I have one coming to me... 
I -think- it is a 2010 model...
Regardless of year, do all the CX-1's have english BB threads??
Thx!


----------



## mtbbmet (Apr 2, 2005)

Yes. All 2009 and newer Colnago's have english bb's.


----------



## Sablotny (Aug 15, 2002)

Just wondering - even the C50's and Italian Colnago's? I thought Italian threads were the ultimate determination of Italian-ness. One way to check all those "Made in Italy" Reparto Corse Bianchis


----------



## mtbbmet (Apr 2, 2005)

Sablotny said:


> Just wondering - even the C50's and Italian Colnago's? I thought Italian threads were the ultimate determination of Italian-ness. One way to check all those "Made in Italy" Reparto Corse Bianchis


All Colnagos made in Italy after mid-2009 have English bb's. Not sure of the exact date, but it was mid 09 as far as I know. Ernesto commented at Interbike that year that dealers demanded uniformity and he felt that the Italian thread was a dinosaur globally, so he went full English. And not all RC Bianchi's were Italian thread either. I owned two Italian made RC's that were both English threaded.


----------



## gibson00 (Aug 7, 2006)

Thx!
Planning to build with 7900, so now I can use a Chris King Bottom Bracket..


----------



## Sablotny (Aug 15, 2002)

Guess that's why its about impossible to find ceramic bearing, Italian threaded BB's for my 7800. I'll leave the Bianchi for another debate - I've seen pictures of Ti Litespeeds contracted out to Bianchi with "Made in Italy" decals.


----------



## gibson00 (Aug 7, 2006)

Sablotny said:


> Guess that's why its about impossible to find ceramic bearing, Italian threaded BB's for my 7800. I'll leave the Bianchi for another debate - I've seen pictures of Ti Litespeeds contracted out to Bianchi with "Made in Italy" decals.

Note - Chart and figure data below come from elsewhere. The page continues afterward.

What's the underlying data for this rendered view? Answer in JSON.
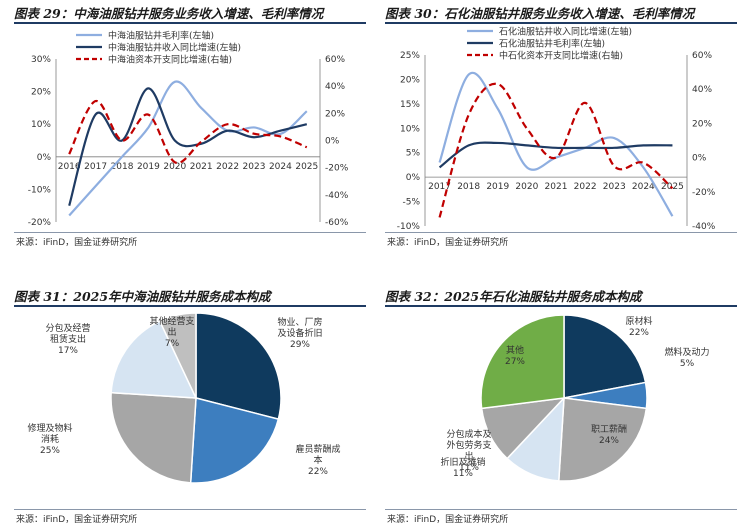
{
  "colors": {
    "light_blue": "#8eaee0",
    "dark_navy": "#1f3b63",
    "red": "#c00000",
    "pie_dark": "#0f3a5e",
    "pie_mid": "#3d7ebf",
    "pie_gray": "#a6a6a6",
    "pie_light": "#d6e4f2",
    "pie_green": "#70ad47",
    "axis": "#7f7f7f"
  },
  "fig29": {
    "title": "图表 29：中海油服钻井服务业务收入增速、毛利率情况",
    "source": "来源：iFinD，国金证券研究所",
    "chart_data": {
      "type": "line",
      "x": [
        "2016",
        "2017",
        "2018",
        "2019",
        "2020",
        "2021",
        "2022",
        "2023",
        "2024",
        "2025"
      ],
      "x_tick_labels": [
        "2016",
        "2017",
        "2018",
        "2019",
        "2020",
        "2021",
        "2022",
        "2023",
        "2024",
        "2025"
      ],
      "left_ylim": [
        -20,
        30
      ],
      "left_ticks": [
        "30%",
        "20%",
        "10%",
        "0%",
        "-10%",
        "-20%"
      ],
      "left_tick_values": [
        30,
        20,
        10,
        0,
        -10,
        -20
      ],
      "right_ylim": [
        -60,
        60
      ],
      "right_ticks": [
        "60%",
        "40%",
        "20%",
        "0%",
        "-20%",
        "-40%",
        "-60%"
      ],
      "right_tick_values": [
        60,
        40,
        20,
        0,
        -20,
        -40,
        -60
      ],
      "series": [
        {
          "name": "中海油服钻井毛利率(左轴)",
          "axis": "left",
          "style": "solid",
          "color": "#8eaee0",
          "values": [
            -18,
            -9,
            0,
            9,
            23,
            15,
            8,
            9,
            7,
            14
          ]
        },
        {
          "name": "中海油服钻井收入同比增速(左轴)",
          "axis": "left",
          "style": "solid",
          "color": "#1f3b63",
          "values": [
            -15,
            13,
            5,
            21,
            5,
            4,
            8,
            6,
            8,
            10
          ]
        },
        {
          "name": "中海油资本开支同比增速(右轴)",
          "axis": "right",
          "style": "dashed",
          "color": "#c00000",
          "values": [
            -10,
            29,
            0,
            19,
            -16,
            -1,
            12,
            5,
            3,
            -5
          ]
        }
      ]
    }
  },
  "fig30": {
    "title": "图表 30：石化油服钻井服务业务收入增速、毛利率情况",
    "source": "来源：iFinD，国金证券研究所",
    "chart_data": {
      "type": "line",
      "x": [
        "2017",
        "2018",
        "2019",
        "2020",
        "2021",
        "2022",
        "2023",
        "2024",
        "2025"
      ],
      "x_tick_labels": [
        "2017",
        "2018",
        "2019",
        "2020",
        "2021",
        "2022",
        "2023",
        "2024",
        "2025"
      ],
      "left_ylim": [
        -10,
        25
      ],
      "left_ticks": [
        "25%",
        "20%",
        "15%",
        "10%",
        "5%",
        "0%",
        "-5%",
        "-10%"
      ],
      "left_tick_values": [
        25,
        20,
        15,
        10,
        5,
        0,
        -5,
        -10
      ],
      "right_ylim": [
        -40,
        60
      ],
      "right_ticks": [
        "60%",
        "40%",
        "20%",
        "0%",
        "-20%",
        "-40%"
      ],
      "right_tick_values": [
        60,
        40,
        20,
        0,
        -20,
        -40
      ],
      "series": [
        {
          "name": "石化油服钻井收入同比增速(左轴)",
          "axis": "left",
          "style": "solid",
          "color": "#8eaee0",
          "values": [
            3,
            21,
            14,
            2,
            4,
            6,
            8,
            2,
            -8
          ]
        },
        {
          "name": "石化油服钻井毛利率(左轴)",
          "axis": "left",
          "style": "solid",
          "color": "#1f3b63",
          "values": [
            2,
            6.5,
            7,
            6.5,
            6,
            6,
            6,
            6.5,
            6.5
          ]
        },
        {
          "name": "中石化资本开支同比增速(右轴)",
          "axis": "right",
          "style": "dashed",
          "color": "#c00000",
          "values": [
            -35,
            25,
            43,
            17,
            0,
            32,
            -5,
            -3,
            -18
          ]
        }
      ]
    }
  },
  "fig31": {
    "title": "图表 31：2025年中海油服钻井服务成本构成",
    "source": "来源：iFinD，国金证券研究所",
    "chart_data": {
      "type": "pie",
      "slices": [
        {
          "label": "物业、厂房及设备折旧",
          "value": 29,
          "text": "29%",
          "color": "#0f3a5e"
        },
        {
          "label": "雇员薪酬成本",
          "value": 22,
          "text": "22%",
          "color": "#3d7ebf"
        },
        {
          "label": "修理及物料消耗",
          "value": 25,
          "text": "25%",
          "color": "#a6a6a6"
        },
        {
          "label": "分包及经营租赁支出",
          "value": 17,
          "text": "17%",
          "color": "#d6e4f2"
        },
        {
          "label": "其他经营支出",
          "value": 7,
          "text": "7%",
          "color": "#bfbfbf"
        }
      ]
    }
  },
  "fig32": {
    "title": "图表 32：2025年石化油服钻井服务成本构成",
    "source": "来源：iFinD，国金证券研究所",
    "chart_data": {
      "type": "pie",
      "slices": [
        {
          "label": "原材料",
          "value": 22,
          "text": "22%",
          "color": "#0f3a5e"
        },
        {
          "label": "燃料及动力",
          "value": 5,
          "text": "5%",
          "color": "#3d7ebf"
        },
        {
          "label": "职工薪酬",
          "value": 24,
          "text": "24%",
          "color": "#a6a6a6"
        },
        {
          "label": "折旧及摊销",
          "value": 11,
          "text": "11%",
          "color": "#d6e4f2"
        },
        {
          "label": "分包成本及外包劳务支出",
          "value": 11,
          "text": "11%",
          "color": "#a6a6a6"
        },
        {
          "label": "其他",
          "value": 27,
          "text": "27%",
          "color": "#70ad47"
        }
      ]
    }
  }
}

Here you go, italian or english, DA ceramic (7900, but works fine with 7800):

http://www.competitivecyclist.com/p...termarket-7900-bottom-bracket-5981.314.0.html


----------



## BikeNerd2453 (Jul 4, 2005)

Sablotny said:


> Guess that's why its about impossible to find ceramic bearing, Italian threaded BB's for my 7800. I'll leave the Bianchi for another debate - I've seen pictures of Ti Litespeeds contracted out to Bianchi with "Made in Italy" decals.


The Easton ceramic BBs work fine with Dura Ace too...I had one for my C50 before I decided to switch to Campy...


----------